第147話 豊穣の像と穀倉地帯

 フェンリル像を作りながら思った。

 木材なら失敗したところで、神の手で修復出来たが、岩となると修復が出来ない事に、かなり彫り進めてから気づいた。


 今更後悔しても仕方ない、このまま進めよう、手術をするよりは気を使わなくて済むので気楽に掘り進めていった。


 もう少しで完成って時にヒスイが声をかけてきた。


『リンクル族の子達の仕事が終わったみたいよ』

『そっか、教えてくれてありがとう』


 彫っていた手を止めリンクル族達が作業をしていた方向を見ると、確かに皆集まっているのが見えた。


 彼らの元に寄っていくと、大仕事をやり終えたからかみんなでワイワイはしゃいでいた。


 子どものように元気な奴らだなとか思いながら彼らに声をかけた。


「種植えお疲れ様、少し離れていてくれる?」

「おう、今度はあんたの出番だな」

『ヒスイお願い』

『はいはい~』


 ヒスイの返事をきっかけに、多くの緑色の光の玉が集まってきた。植えた種の上にふわふわと浮いているようだった。


 リンクル族が自分の後ろへ移動したのを確認した後、地面に両手を付け神の手を発動させた。


 すると先ほど植えた麦の種が芽をだし、ドライアド達のサポートを受けぐんぐんと成長していき、やがて小穂が出来、青から黄金色へ変わっていき収穫できる状態まで育った。


「あんた凄いな、一瞬で収穫できる状態になっちまった」


 リンクル族達は初見の為かすごく驚いていたが、自分は既にアキツ砦前でやっているからさほど驚くことは無かった。
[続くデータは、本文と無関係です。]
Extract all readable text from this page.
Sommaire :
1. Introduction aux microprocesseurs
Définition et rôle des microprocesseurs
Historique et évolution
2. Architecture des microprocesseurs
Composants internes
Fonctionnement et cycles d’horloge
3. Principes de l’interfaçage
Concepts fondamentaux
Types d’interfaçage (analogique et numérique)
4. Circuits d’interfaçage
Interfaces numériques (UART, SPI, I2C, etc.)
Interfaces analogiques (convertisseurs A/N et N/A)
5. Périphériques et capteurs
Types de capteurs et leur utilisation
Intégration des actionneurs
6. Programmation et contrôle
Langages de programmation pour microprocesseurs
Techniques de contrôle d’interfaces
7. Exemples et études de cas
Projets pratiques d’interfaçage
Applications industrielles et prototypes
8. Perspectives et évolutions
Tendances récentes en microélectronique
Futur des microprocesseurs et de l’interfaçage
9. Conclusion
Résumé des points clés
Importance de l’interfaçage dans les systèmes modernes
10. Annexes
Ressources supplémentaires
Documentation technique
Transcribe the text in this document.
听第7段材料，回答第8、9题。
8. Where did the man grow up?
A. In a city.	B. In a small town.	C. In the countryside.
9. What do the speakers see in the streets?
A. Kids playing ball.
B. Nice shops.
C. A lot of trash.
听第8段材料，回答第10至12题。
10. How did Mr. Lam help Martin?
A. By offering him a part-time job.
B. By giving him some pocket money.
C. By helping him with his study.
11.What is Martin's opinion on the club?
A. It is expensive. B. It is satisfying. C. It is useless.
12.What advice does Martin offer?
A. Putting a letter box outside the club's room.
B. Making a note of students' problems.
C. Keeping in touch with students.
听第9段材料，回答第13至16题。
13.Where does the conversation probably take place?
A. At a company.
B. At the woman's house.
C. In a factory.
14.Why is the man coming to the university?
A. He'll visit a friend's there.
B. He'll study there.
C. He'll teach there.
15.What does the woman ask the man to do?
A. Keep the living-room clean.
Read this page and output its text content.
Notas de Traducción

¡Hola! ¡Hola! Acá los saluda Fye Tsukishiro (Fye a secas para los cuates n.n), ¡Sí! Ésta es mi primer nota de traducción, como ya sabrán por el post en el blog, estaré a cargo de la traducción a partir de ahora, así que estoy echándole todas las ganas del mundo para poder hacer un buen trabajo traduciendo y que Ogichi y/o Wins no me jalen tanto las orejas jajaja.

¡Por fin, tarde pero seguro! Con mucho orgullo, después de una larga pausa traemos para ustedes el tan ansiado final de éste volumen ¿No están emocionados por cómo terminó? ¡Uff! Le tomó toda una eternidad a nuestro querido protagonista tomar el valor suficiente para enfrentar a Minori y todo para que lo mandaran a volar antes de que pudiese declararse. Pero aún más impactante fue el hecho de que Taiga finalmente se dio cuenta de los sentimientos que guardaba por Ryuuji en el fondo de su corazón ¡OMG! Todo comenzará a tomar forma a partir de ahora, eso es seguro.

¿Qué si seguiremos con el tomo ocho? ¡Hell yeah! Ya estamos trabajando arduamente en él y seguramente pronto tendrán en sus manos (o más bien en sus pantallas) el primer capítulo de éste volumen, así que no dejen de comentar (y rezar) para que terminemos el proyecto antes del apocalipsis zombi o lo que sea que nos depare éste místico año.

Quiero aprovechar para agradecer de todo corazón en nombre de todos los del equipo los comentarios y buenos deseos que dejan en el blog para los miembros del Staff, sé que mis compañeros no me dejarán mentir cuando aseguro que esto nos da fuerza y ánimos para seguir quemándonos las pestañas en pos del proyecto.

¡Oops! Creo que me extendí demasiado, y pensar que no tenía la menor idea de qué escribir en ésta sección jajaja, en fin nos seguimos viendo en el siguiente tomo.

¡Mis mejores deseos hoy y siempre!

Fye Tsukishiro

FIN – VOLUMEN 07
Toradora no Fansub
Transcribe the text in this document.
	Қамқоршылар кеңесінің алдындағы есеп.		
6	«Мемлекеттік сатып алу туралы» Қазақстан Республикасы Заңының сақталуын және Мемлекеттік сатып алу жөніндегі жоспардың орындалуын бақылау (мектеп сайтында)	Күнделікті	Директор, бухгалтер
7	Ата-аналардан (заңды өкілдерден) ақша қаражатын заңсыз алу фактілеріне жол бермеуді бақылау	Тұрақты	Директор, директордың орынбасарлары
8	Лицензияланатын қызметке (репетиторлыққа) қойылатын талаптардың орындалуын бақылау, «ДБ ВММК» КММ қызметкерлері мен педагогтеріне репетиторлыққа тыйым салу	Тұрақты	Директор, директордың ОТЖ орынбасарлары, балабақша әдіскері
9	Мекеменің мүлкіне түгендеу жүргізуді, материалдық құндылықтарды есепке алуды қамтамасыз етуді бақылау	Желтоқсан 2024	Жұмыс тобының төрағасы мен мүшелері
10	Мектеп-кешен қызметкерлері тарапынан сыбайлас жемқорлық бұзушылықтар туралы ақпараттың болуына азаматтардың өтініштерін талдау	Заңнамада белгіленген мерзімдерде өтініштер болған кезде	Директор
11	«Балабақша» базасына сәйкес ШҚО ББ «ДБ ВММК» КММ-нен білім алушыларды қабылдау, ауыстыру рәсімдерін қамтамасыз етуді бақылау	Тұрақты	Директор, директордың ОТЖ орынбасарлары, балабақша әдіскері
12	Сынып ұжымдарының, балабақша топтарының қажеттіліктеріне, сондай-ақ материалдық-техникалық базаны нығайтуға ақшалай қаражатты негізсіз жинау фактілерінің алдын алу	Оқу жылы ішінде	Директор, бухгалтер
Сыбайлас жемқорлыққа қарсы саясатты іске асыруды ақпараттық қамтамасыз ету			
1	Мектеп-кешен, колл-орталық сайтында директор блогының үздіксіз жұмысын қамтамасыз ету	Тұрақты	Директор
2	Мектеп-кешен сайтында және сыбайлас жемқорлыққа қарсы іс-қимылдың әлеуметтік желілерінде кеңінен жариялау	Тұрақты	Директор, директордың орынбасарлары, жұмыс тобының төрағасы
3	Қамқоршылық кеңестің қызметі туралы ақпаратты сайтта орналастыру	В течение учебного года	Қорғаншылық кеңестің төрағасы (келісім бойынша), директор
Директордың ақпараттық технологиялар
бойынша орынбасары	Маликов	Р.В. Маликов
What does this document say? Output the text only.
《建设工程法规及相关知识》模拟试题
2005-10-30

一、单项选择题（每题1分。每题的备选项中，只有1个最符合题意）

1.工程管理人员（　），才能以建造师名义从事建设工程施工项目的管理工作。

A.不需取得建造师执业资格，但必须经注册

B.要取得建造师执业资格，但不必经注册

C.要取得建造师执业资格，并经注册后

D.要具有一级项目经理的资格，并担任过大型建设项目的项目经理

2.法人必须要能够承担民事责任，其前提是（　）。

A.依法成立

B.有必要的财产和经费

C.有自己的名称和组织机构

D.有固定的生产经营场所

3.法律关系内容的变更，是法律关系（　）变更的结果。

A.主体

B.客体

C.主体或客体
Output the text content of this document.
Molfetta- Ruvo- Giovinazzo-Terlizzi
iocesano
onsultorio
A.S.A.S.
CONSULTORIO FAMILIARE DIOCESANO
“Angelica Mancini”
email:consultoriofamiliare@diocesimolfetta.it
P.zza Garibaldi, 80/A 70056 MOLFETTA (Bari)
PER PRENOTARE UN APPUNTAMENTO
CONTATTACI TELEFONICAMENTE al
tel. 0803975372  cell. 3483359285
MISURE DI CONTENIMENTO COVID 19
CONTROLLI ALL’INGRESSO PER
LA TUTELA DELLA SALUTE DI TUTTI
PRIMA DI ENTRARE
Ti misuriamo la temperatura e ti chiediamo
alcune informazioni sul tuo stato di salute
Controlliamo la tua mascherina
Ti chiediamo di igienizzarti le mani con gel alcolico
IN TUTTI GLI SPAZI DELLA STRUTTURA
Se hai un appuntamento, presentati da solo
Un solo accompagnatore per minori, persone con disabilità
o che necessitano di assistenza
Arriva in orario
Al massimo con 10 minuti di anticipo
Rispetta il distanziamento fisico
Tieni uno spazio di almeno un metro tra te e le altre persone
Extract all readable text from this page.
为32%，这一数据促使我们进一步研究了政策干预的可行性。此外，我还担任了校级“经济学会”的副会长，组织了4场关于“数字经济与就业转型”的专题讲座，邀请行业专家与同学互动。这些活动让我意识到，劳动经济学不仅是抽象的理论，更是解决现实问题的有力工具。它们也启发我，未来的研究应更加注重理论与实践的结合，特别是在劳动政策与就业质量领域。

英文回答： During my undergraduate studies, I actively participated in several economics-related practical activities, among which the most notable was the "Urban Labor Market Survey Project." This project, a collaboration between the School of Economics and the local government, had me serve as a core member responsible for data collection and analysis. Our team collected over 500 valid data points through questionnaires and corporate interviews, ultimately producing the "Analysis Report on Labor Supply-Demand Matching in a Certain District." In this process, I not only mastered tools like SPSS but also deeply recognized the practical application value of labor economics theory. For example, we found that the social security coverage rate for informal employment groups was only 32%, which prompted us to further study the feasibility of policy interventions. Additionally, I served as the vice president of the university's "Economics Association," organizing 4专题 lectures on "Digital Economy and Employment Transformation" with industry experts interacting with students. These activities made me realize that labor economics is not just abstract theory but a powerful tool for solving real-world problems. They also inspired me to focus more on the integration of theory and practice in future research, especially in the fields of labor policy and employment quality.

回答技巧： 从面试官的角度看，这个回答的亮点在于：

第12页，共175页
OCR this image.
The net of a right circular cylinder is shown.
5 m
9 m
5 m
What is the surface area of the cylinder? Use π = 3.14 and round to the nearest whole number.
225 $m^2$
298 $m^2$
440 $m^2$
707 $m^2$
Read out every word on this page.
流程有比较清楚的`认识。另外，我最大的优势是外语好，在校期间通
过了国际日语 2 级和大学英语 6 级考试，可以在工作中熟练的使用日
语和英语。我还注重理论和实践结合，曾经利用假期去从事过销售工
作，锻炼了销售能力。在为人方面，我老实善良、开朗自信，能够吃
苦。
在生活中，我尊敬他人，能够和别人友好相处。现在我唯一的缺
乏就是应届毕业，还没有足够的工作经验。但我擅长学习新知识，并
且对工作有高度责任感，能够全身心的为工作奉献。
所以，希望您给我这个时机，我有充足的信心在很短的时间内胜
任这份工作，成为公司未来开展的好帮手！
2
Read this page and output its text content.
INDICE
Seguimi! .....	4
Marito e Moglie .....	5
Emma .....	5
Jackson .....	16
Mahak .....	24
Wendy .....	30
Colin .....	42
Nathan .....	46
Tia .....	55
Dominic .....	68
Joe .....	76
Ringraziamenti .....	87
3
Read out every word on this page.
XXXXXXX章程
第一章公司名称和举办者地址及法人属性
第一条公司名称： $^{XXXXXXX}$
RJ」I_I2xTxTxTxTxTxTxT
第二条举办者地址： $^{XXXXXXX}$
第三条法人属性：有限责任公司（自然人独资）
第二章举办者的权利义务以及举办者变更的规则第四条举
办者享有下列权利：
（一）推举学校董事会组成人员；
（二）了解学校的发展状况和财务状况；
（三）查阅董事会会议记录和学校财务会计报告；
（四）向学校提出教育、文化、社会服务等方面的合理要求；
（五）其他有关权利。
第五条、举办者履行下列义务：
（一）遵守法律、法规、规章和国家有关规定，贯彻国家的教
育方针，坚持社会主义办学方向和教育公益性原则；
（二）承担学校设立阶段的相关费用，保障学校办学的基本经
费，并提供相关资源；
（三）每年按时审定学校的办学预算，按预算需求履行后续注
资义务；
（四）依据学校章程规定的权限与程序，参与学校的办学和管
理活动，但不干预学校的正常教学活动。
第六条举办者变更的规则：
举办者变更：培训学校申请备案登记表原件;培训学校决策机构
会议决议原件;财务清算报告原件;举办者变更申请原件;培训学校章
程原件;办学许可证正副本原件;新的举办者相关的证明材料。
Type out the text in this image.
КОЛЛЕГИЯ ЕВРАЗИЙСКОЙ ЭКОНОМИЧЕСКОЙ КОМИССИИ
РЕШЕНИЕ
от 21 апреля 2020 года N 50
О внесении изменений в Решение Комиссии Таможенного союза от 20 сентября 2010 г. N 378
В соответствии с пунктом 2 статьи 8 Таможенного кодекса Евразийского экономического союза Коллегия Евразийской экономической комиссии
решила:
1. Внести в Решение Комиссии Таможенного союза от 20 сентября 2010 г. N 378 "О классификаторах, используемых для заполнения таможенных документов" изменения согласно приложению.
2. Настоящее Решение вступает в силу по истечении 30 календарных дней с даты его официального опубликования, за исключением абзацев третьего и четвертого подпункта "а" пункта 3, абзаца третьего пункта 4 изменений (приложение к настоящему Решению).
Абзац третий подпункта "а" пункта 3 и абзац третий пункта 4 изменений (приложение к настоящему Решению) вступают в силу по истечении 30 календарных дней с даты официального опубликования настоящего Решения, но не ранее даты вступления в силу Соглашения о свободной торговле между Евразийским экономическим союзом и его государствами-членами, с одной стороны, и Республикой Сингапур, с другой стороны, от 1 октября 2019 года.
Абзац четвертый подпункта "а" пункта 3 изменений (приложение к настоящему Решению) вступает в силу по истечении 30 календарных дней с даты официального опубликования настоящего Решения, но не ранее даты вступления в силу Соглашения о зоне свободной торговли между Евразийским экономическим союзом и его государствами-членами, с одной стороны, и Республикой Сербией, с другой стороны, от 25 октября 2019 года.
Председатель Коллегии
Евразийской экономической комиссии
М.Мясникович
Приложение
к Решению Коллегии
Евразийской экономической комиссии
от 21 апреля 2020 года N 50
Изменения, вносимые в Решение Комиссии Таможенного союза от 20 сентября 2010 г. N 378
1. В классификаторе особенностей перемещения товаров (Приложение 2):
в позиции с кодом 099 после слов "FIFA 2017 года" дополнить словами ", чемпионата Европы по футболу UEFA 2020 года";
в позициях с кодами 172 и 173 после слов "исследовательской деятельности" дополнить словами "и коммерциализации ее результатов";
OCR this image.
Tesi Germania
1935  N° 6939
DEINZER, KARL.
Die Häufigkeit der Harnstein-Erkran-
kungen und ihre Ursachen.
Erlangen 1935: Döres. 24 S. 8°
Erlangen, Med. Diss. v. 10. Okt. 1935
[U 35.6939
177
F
「それじゃあ、麦の小穂を回収してもう一度やりましょう」

「あぁ、そうだな!みんなやるぞ!」

「「「「「お~」」」」」


 リンクル族達は皆一斉に麦畑に入って行った。リンクル族は元気いっぱいだなと思った。


 収穫に励むリンクル族達を見ながら、自分は再びフェンリル像作成に取り掛かった。あとは細部の調整をするだけだったので直ぐに終わった。


『ヒスイ効果はどうかな?』

『不壊と周囲の作物に対して豊穣効果があるね~』


 問題なくできているようだった。収穫作業中のリンクル族達の方を見てみると、彼らの作業はまだ続いているようだったので、川から水を流す水路を作る事にした。


 川の側まで来て思った。農作業なんてやったことないからどのよう水路を作れば効率良いのかが分からなかった。リンクル族の作業が終わってから確認しながらやればいいか、今やれる事は、改めて考え直し彼等の住処となるログハウス設置をしていくことにした。


 事前に聞いていた話だと、112世帯と言っていた。とりあえず土魔法で整地をしながら家を並べていった。


 家に畑に水路他は何が必要だろうか?収穫した作物の保管用の蔵か?作物保管用の蔵だと年中通して安定した気温を保てればいいのだろうか?


 とりあえず田舎の蔵をイメージしながら、壊れないようにと付与効果を与えながら土づくりの蔵をいくつか作ってみた。


 とりあえず当面の間は生活できるだろう、中央にフェンリル像、その周辺に商店等が建てられるようなスペースをあけ、その周りに住宅地その外に蔵を作った。


 自分もリンクル族達の元に行き、麦の収穫を手伝った。太陽もだいぶ傾いてきた頃、ようやく収穫が終わりを迎え、再度収穫した麦を畑にまいてく、今度は自分が適当に種まきをする姿を見せリンクル族達にも適当に撒くように依頼した。


 リンクル族達も各々適当に種まきを終えて自分の元に集まってきた。本日2回目の麦育成だ1回目よりも数十倍広い範囲に種まきをしている、ドライアド達もかなり数を増やして待機していた。少し神経を使いながら神の手を発動させ麦育成をした。


 1回目よりも広範囲で麦がぐんぐんと成長していく姿は圧巻だった。


「凄いな!1日で2回収穫!それも1回目よりも20倍近く多い収穫!」

「何年分くらいあるかな!?」


 年単位で持つ物だっけ?そんな疑問を思っていると。背後から声がした。


「お前すごいことやってんな……、こんなことも出来るのかよ」

「そうね……一瞬で育ってたね……」


 実際は1年も経ってないが、数年ぶりに聞いた声がした。